OckBench scores 37 reasoning LLMs on token efficiency alongside accuracy, finding comparably accurate models differ by up to 26× in token cost under per-token billing.

6 min · · · 4 sources ↓

Frontier reasoning models are getting more accurate, but the token cost of that accuracy is spiraling. OckBench, an open-source benchmark from researchers at Georgia Tech, MIT, and NVIDIA, now scores LLMs on how many tokens they burn to reach a correct answer, not just whether the answer is right. The authors’ 37-model leaderboard (v3, updated June 3, 2026) shows comparably accurate models differing by up to 26× in token usage. For anyone paying per output token, that ratio is the entire question.

What OckBench measures

The benchmark, described in arXiv:2511.05722 (Zheng Du, Hao Kang, Song Han, Tushar Krishna, Ligeng Zhu), covers three subfields: math (open-ended problems evaluated by answer extraction), coding (code generation evaluated against test cases), and science (multiple-choice questions). Datasets are available on HuggingFace.

The composite metric is OckScore, a unified score that rewards models achieving high accuracy with fewer output tokens, penalizing verbosity without banning it outright. For the formula and its parameters, see the paper.

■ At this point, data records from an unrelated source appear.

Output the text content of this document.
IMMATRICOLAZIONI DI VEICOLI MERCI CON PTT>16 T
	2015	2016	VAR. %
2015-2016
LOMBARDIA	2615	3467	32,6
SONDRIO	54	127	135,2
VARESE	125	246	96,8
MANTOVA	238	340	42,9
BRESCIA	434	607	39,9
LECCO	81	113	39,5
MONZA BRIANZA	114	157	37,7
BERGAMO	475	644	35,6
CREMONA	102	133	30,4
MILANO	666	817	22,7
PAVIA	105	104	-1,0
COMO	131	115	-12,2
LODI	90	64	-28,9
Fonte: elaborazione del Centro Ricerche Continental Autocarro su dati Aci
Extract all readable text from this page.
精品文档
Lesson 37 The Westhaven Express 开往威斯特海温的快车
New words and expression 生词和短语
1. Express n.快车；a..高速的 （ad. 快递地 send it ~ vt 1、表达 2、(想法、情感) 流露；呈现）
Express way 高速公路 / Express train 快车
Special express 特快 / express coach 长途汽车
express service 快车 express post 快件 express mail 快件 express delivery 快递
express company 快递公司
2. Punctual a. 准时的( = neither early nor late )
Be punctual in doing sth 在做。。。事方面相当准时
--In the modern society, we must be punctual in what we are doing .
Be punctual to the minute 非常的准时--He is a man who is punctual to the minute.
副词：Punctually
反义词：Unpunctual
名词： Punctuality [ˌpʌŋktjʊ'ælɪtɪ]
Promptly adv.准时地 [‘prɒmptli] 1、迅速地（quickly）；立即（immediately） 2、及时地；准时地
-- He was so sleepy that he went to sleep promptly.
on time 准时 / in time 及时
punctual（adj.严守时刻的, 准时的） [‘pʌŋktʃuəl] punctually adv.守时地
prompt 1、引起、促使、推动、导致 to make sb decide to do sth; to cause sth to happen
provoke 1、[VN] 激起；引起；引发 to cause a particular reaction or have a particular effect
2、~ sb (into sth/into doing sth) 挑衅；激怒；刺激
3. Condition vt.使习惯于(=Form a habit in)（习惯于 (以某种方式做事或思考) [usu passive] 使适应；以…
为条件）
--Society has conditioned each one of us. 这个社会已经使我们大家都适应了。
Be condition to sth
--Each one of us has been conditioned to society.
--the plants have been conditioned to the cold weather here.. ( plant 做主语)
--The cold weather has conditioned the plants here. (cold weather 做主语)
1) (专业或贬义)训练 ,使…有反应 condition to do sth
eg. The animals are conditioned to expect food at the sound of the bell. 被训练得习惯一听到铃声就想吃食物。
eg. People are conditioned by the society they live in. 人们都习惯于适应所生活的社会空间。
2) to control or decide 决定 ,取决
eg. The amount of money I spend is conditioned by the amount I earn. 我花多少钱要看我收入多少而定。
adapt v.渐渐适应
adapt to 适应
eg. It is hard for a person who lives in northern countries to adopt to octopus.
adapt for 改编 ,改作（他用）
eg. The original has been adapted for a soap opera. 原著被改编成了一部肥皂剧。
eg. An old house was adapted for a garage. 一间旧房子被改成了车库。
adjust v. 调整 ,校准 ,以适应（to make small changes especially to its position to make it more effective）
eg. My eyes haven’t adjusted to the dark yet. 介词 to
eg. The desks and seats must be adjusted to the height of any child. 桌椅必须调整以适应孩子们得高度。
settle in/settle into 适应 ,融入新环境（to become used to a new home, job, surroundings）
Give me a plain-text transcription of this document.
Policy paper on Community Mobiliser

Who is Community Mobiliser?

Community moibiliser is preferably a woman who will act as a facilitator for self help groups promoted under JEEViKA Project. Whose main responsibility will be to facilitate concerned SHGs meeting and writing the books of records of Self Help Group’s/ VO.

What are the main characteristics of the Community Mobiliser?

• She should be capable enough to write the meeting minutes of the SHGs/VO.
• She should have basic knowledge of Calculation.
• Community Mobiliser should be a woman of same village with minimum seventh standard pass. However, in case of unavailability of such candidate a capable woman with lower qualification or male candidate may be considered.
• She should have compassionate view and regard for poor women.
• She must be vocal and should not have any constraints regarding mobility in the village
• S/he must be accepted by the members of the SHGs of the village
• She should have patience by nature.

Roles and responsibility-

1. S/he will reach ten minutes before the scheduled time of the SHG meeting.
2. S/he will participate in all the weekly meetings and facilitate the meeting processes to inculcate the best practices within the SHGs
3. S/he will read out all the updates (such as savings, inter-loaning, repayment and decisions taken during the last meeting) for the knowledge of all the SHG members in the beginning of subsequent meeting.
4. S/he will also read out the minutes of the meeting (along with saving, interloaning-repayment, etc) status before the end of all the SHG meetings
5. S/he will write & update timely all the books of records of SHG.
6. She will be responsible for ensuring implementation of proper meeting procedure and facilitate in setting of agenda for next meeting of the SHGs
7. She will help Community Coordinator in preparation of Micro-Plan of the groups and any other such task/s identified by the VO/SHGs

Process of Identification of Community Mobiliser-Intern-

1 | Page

A key methodological detail: OckBench applies a Differentiation Filter that isolates tasks exposing the efficiency gap between models, selecting problems where token variance is maximized and where accuracy avoids floor and ceiling effects. This filter surfaces problems that reveal efficiency differences, but it also means the benchmark problem set is curated for discriminative power rather than for representing typical production workloads.

The benchmark is open-source under MIT license, with datasets on HuggingFace. It supports OpenAI, Gemini, vLLM, and SGLang endpoints, tracks reasoning tokens separately from answer tokens, and supports incremental caching for fault-tolerant runs.

The leaderboard: efficiency favors commercial models

According to the OckBench Selected leaderboard (v3, updated June 3, 2026), GPT-5.5 at medium reasoning effort ranks first with an OckScore of 82.2, achieving 86% accuracy at 4,692 average tokens. The top eight settings are all GPT-5.x or Claude Opus variants. As of that update, no open-weight model reaches the top ten.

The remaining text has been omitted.